Разумеется, было бы большой натяжкой называть тогдашнее советское общество в культурном отношении плюралистичным или эклектичным – все эти тенденции в советской культуре тогда только зарождались и затем стали стремительно нарастать вместе с развитием «оттепели», однако «стиляжничество» самим фактом своего существования расшатывало единую стилевую систему тоталитарного общества, дополняло ее инородными стилевыми явлениями, давая все новые поводы для инакомыслия и его теоретической рефлексии.
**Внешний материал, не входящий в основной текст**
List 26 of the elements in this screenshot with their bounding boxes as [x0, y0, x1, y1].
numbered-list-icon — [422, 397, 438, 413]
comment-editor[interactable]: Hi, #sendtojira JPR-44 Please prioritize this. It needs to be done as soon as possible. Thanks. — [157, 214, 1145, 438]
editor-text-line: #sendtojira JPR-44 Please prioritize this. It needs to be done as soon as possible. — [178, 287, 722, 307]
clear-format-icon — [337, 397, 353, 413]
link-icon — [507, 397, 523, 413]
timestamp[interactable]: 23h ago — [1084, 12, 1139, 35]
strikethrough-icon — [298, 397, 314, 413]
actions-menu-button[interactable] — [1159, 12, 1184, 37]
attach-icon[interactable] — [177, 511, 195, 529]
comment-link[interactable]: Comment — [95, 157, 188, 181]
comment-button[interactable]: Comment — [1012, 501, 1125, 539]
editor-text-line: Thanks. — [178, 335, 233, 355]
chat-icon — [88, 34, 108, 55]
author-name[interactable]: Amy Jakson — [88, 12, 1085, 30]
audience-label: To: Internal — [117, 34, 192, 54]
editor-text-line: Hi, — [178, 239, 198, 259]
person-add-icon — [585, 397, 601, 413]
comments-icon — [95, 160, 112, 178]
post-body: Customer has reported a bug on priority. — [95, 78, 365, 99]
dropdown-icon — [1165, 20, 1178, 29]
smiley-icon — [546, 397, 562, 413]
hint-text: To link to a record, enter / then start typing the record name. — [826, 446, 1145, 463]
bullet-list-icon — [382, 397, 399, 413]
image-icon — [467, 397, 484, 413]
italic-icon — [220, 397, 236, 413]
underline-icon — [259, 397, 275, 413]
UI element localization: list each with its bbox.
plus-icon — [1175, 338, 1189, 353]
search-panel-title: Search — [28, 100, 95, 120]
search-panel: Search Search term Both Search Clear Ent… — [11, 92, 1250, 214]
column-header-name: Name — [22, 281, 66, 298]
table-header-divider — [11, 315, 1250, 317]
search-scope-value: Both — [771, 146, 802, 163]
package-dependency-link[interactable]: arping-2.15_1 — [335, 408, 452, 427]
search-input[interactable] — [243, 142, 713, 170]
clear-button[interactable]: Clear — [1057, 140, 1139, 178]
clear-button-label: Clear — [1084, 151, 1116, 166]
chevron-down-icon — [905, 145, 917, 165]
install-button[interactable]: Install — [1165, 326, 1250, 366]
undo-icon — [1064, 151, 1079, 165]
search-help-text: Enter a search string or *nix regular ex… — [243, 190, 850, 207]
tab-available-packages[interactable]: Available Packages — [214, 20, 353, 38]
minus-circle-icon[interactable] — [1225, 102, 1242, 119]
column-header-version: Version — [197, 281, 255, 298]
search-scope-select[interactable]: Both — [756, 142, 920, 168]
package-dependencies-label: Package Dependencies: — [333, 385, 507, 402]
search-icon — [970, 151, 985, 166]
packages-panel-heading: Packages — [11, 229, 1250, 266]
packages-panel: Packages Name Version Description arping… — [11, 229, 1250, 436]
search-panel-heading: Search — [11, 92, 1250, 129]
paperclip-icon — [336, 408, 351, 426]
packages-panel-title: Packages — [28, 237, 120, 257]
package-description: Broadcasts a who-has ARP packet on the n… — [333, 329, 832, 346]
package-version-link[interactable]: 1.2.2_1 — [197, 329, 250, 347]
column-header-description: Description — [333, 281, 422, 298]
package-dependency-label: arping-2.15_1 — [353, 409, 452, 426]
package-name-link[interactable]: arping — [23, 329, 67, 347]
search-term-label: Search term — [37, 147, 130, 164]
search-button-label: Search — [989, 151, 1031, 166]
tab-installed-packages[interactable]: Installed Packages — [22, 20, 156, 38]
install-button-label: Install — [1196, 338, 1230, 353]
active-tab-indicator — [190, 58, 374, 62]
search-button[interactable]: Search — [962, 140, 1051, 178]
В то же время явление «стиляжничества» представляло серьезную угрозу не только монолитности социалистической культуры, но и безопасности политической системы, не случайно борьба со «стиляжничеством» была упорной и последовательной. Одна из главных особенностей «стиляжничества» как феномена культуры заключалась в его стихийности, неорганизованности, неоднородности; у него не было единой системы норм, четких стандартов, строгой эстетической концепции, идеологической или политической программы, единой философской доктрины; оно существовало в бесчисленных региональных и исторических вариантах, представляя собой своего рода «философствование бытом». Однако все перечисленные особенности этого явления делали «стиляжничество» практически неуязвимым для официальных политических санкций: «стиляг» прорабатывали, воспитывали, убеждали, т.е. действовали в отношении них нравственно-этическими, но не политическими средствами, что было уже большой нравственной победой этого молодежного движения над системой, в которую оно органически не вписывалось.